Edelbroek argumentiert, dass sein Unternehmen die ethischen Bedenken sehr ernst nimmt. Man habe vor kurzem zwei Berater eingestellt, die sich auf biomedizinische Ethik spezialisiert haben. Er fügt hinzu, dass SpaceBorn United trotz der Tatsache, dass es sich um ein privat finanziertes Unternehmen handelt, die Absicht hat, alle international anerkannten rechtlichen und ethischen Standards zu befolgen.

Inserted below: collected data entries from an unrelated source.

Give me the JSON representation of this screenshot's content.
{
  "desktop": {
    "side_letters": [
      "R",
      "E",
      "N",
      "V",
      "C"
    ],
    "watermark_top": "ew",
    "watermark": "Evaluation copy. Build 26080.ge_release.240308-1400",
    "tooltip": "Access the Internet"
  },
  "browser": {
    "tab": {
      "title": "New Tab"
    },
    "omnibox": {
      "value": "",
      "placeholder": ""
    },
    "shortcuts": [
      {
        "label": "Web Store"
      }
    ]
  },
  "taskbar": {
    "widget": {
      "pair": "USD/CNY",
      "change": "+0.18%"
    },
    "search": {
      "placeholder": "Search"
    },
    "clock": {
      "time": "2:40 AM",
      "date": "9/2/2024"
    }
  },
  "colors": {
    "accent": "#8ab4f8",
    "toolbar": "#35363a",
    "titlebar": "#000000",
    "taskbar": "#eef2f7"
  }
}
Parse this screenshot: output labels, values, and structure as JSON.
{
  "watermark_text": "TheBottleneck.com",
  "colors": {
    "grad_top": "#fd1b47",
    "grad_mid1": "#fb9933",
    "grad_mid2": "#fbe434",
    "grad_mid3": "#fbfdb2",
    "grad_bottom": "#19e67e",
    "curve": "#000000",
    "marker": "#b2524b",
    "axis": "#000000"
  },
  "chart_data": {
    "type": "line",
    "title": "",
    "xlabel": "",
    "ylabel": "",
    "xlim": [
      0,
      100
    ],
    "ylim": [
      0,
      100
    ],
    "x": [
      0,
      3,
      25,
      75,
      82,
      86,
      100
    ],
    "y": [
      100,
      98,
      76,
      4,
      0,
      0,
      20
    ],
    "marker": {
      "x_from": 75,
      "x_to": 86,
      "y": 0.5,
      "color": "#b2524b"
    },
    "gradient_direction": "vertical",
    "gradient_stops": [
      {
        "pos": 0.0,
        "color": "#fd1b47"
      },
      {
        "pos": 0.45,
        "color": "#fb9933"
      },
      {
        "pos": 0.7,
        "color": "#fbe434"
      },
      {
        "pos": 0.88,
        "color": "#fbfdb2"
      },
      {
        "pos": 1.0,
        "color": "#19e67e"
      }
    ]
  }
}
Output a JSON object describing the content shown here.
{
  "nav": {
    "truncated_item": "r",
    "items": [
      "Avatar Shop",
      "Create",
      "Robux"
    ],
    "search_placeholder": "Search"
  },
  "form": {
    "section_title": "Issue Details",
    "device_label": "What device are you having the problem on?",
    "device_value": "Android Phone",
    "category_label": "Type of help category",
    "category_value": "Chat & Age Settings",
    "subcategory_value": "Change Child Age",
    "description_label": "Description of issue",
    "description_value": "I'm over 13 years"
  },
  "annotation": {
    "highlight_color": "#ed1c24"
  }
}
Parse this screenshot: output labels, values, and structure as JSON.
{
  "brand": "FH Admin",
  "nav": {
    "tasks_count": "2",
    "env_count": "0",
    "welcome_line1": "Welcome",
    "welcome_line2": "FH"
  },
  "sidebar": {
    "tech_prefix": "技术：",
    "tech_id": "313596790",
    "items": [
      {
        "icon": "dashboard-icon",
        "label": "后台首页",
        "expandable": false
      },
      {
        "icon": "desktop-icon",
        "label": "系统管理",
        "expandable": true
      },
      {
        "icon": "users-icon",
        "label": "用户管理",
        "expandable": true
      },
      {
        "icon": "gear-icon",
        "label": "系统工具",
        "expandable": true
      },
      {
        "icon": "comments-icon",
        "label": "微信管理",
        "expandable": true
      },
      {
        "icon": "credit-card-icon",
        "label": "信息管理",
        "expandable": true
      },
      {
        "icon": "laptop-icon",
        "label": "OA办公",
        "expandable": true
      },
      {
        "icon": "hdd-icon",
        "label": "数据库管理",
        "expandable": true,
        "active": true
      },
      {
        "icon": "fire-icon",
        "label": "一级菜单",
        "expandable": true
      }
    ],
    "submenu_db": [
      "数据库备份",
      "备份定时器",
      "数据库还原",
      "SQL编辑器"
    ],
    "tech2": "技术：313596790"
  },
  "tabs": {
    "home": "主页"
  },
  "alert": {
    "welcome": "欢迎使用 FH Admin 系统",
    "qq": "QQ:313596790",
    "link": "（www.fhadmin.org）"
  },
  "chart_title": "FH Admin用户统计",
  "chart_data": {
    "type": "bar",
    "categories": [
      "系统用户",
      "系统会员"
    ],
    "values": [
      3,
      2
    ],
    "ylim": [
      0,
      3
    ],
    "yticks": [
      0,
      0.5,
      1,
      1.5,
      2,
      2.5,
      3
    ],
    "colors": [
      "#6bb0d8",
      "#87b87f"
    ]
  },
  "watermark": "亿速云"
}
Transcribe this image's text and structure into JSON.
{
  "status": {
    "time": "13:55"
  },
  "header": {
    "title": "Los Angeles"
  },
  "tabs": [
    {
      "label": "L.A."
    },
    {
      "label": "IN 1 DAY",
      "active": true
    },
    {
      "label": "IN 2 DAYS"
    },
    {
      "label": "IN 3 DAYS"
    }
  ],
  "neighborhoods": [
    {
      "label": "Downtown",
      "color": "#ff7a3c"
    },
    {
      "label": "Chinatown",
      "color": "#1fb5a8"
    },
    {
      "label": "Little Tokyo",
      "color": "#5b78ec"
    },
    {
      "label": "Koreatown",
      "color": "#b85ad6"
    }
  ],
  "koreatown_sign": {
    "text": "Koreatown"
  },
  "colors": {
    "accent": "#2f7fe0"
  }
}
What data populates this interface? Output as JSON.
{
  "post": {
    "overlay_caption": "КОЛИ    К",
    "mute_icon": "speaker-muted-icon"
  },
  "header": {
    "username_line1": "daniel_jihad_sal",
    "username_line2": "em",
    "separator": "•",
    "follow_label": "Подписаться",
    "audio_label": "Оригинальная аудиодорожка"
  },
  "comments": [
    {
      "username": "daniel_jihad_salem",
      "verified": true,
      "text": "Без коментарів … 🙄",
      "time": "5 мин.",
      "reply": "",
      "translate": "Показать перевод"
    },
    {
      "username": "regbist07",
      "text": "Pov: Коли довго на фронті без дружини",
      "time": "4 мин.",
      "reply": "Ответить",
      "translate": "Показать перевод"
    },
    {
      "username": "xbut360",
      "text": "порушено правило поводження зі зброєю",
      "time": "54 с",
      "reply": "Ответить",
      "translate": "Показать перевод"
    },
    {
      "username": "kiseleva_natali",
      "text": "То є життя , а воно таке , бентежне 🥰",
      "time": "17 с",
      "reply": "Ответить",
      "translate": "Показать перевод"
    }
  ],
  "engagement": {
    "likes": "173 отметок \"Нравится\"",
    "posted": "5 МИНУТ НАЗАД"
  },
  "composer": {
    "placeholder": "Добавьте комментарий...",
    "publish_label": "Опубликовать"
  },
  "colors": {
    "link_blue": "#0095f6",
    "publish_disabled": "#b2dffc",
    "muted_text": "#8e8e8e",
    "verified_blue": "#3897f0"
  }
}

Reproduktionsversuche müssen jedoch nicht unbedingt mit menschlichen Proben durchgeführt werden. Jeffrey Alberts möchte, dass mehrere Generationen von Tieren wie Ratten im Weltraum geboren werden, ihr ganzes Leben dort verbringen und sich fortpflanzen. Solche Experimente wurden noch nie durchgeführt und wären der endgültige Test dafür, ob es irgendwelche Mehrgenerationen-Effekte beim Leben im Weltraum gibt – eine offene Frage, die im Bericht der National Academies hervorgehoben wird. Die Ergebnisse solcher Studien würden viel darüber aussagen, ob Weltraumsiedlungen jemals Realität werden könnten. Doch für Edelbroek ist die Tatsache, dass Mehrgenerationenstudien an Tieren nie genehmigt wurden, der Grund für die Existenz seines Unternehmens. Und auch wenn seine Forschung einigen Menschen Unbehagen bereiten mag, hält er es für wichtig, diese Grenzen zu erweitern. "Die Menschheit hat schon immer davon profitiert, ihre Komfortzone auszudehnen", sagt er. "Und wenn Sie mich fragen, wäre es gut, das auch im Weltraum zu tun."